I can’t always see the bigger picture waiting outside of myself- the one that God wants to orchestrate in order to bless me in bigger ways than I could ever imagine…and sometimes, when I fail to look at my life through eyes of faith, opportunities are missed. I take a few steps backwards. But always, always Jesus is there, in every failing, giving me exactly what I need- ready and waiting to draw beauty from the mess I’ve made.

My God is SUPER-abundant, and lucky for me, He can and will use even my brokenness, my ugliness, my emptiness to do His will…He only needs me to let Him. To surrender to Him those places in me of which I’m so ashamed.
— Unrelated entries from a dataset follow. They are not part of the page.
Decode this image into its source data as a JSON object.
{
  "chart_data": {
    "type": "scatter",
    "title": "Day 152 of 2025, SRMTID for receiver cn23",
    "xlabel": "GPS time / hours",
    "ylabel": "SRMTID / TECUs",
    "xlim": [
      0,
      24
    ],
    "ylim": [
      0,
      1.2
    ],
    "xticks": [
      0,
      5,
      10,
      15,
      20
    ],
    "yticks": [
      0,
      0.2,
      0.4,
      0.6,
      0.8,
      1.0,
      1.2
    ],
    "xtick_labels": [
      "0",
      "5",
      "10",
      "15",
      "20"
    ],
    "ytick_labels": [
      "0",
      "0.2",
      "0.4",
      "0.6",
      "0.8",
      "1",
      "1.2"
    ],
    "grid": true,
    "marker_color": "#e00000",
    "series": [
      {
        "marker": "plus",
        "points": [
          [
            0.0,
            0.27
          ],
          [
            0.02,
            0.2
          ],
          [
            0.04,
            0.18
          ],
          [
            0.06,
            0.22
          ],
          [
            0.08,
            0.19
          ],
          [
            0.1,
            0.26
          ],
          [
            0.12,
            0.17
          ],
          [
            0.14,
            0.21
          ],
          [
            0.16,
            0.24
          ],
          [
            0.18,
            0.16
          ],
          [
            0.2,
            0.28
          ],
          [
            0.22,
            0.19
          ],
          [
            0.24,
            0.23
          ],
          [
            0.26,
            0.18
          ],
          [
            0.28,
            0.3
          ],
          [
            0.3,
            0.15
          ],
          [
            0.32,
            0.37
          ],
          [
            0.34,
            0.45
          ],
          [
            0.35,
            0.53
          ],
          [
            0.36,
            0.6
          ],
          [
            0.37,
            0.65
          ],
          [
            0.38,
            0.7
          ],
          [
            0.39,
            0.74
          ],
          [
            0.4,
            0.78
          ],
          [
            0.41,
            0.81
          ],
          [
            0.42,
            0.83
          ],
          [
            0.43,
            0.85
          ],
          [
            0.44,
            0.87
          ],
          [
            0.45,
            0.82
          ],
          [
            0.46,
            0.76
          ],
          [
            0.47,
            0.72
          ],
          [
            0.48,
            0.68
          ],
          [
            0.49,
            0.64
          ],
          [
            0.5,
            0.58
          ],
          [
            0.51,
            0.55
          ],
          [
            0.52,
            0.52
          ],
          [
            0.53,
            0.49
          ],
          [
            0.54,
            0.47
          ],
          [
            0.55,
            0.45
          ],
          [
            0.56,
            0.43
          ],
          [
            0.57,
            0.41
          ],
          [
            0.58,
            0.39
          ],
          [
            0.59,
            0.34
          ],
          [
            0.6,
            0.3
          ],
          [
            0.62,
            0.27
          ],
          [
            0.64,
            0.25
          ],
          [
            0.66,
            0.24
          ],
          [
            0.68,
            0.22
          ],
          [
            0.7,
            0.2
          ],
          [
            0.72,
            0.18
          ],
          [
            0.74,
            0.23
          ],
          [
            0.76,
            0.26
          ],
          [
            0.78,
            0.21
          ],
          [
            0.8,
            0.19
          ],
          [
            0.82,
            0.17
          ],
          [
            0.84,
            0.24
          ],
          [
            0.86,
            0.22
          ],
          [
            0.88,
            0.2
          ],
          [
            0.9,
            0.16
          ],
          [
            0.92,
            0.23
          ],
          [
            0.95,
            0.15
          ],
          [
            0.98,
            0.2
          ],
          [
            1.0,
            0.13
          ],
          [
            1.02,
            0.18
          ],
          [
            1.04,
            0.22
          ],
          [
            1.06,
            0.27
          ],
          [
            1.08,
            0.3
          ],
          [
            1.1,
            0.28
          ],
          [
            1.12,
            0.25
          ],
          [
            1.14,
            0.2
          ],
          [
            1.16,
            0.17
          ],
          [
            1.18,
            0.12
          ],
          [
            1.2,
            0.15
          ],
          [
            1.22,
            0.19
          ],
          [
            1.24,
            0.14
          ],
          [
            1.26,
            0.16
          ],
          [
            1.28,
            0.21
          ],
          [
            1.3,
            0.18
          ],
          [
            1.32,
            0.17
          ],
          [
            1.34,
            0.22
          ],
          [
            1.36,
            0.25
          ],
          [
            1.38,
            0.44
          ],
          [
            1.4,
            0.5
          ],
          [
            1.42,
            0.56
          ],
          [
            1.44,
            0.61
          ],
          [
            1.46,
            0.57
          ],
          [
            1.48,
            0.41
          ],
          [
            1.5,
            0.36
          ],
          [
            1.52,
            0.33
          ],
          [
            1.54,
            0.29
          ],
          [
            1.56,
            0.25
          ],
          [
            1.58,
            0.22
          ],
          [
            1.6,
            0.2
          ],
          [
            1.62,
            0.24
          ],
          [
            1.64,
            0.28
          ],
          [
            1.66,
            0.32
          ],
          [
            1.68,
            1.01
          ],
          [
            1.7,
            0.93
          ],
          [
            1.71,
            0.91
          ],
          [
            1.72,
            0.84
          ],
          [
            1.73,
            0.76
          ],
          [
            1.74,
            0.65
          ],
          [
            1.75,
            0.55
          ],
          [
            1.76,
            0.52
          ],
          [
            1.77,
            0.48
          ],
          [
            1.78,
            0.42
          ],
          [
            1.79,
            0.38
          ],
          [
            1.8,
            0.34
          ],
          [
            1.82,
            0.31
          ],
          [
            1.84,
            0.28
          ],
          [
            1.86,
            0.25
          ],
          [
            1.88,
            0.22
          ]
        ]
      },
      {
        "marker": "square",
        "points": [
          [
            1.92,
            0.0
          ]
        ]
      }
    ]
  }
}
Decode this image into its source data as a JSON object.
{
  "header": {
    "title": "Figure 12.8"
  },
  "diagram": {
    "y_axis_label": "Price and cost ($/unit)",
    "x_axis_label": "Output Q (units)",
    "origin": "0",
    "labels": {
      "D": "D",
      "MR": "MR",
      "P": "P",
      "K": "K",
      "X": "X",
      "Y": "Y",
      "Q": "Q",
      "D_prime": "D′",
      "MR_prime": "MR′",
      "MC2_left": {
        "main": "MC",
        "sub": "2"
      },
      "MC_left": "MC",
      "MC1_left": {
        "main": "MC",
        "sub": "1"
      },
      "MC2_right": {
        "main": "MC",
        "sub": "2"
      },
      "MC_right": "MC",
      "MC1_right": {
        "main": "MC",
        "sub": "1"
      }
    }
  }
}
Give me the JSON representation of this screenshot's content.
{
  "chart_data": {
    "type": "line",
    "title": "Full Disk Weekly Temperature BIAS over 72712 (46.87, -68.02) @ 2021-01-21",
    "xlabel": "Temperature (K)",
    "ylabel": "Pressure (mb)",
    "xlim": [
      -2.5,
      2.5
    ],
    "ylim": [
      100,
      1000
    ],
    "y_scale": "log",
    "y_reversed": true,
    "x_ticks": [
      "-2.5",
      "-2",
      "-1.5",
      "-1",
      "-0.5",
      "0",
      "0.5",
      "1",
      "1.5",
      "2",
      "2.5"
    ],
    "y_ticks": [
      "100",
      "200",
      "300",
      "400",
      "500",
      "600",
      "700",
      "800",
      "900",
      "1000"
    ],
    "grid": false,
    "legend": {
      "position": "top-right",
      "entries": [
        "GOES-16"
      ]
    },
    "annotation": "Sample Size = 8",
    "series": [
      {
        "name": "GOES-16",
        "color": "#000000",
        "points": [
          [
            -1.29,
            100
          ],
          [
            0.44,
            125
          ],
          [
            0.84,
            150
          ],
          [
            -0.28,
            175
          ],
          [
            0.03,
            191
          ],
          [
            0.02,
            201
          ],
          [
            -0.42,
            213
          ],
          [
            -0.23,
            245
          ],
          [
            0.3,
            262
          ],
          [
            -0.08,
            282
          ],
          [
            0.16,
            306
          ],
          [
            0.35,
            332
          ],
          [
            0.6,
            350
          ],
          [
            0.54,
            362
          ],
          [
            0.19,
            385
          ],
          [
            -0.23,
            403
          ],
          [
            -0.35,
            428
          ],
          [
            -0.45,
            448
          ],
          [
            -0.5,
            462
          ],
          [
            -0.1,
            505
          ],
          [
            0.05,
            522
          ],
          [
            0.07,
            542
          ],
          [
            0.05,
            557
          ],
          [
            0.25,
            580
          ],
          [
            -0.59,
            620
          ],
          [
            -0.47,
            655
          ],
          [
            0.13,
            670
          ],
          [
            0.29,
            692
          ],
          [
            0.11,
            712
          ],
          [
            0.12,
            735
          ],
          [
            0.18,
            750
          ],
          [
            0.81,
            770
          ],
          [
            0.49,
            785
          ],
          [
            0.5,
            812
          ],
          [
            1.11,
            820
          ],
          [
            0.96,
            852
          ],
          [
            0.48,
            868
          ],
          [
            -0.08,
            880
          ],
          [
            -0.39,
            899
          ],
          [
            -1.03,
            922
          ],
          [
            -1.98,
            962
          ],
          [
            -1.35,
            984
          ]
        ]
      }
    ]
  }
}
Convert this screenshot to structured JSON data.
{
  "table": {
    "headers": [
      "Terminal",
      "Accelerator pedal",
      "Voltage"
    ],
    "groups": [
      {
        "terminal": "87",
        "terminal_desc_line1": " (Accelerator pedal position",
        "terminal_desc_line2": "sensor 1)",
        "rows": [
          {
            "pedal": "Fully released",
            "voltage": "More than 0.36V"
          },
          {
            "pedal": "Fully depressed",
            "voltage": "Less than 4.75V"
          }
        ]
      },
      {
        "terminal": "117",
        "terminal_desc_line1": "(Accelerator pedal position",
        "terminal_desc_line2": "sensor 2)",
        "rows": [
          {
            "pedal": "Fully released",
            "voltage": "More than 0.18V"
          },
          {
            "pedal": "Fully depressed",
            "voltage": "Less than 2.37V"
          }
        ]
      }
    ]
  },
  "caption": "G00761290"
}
He isn’t afraid of my failure.

His light is so much deeper than my darkness ever could be.

I may be lost, but I am not a lost cause.

And the same goes for you.

There’s an enemy who would love to keep us in that dim, lonely place we shut ourselves into when we miss opportunities, or just completely dishevel the ones we are given. By God’s grace, may we never let him.

When (not if, but when) we fail, may we only ever reach out to Jesus who is already reaching out for us.

And may we trust that not merely in spite of our failure, but from our failures, Jesus will draw us closer to His most sacred heart.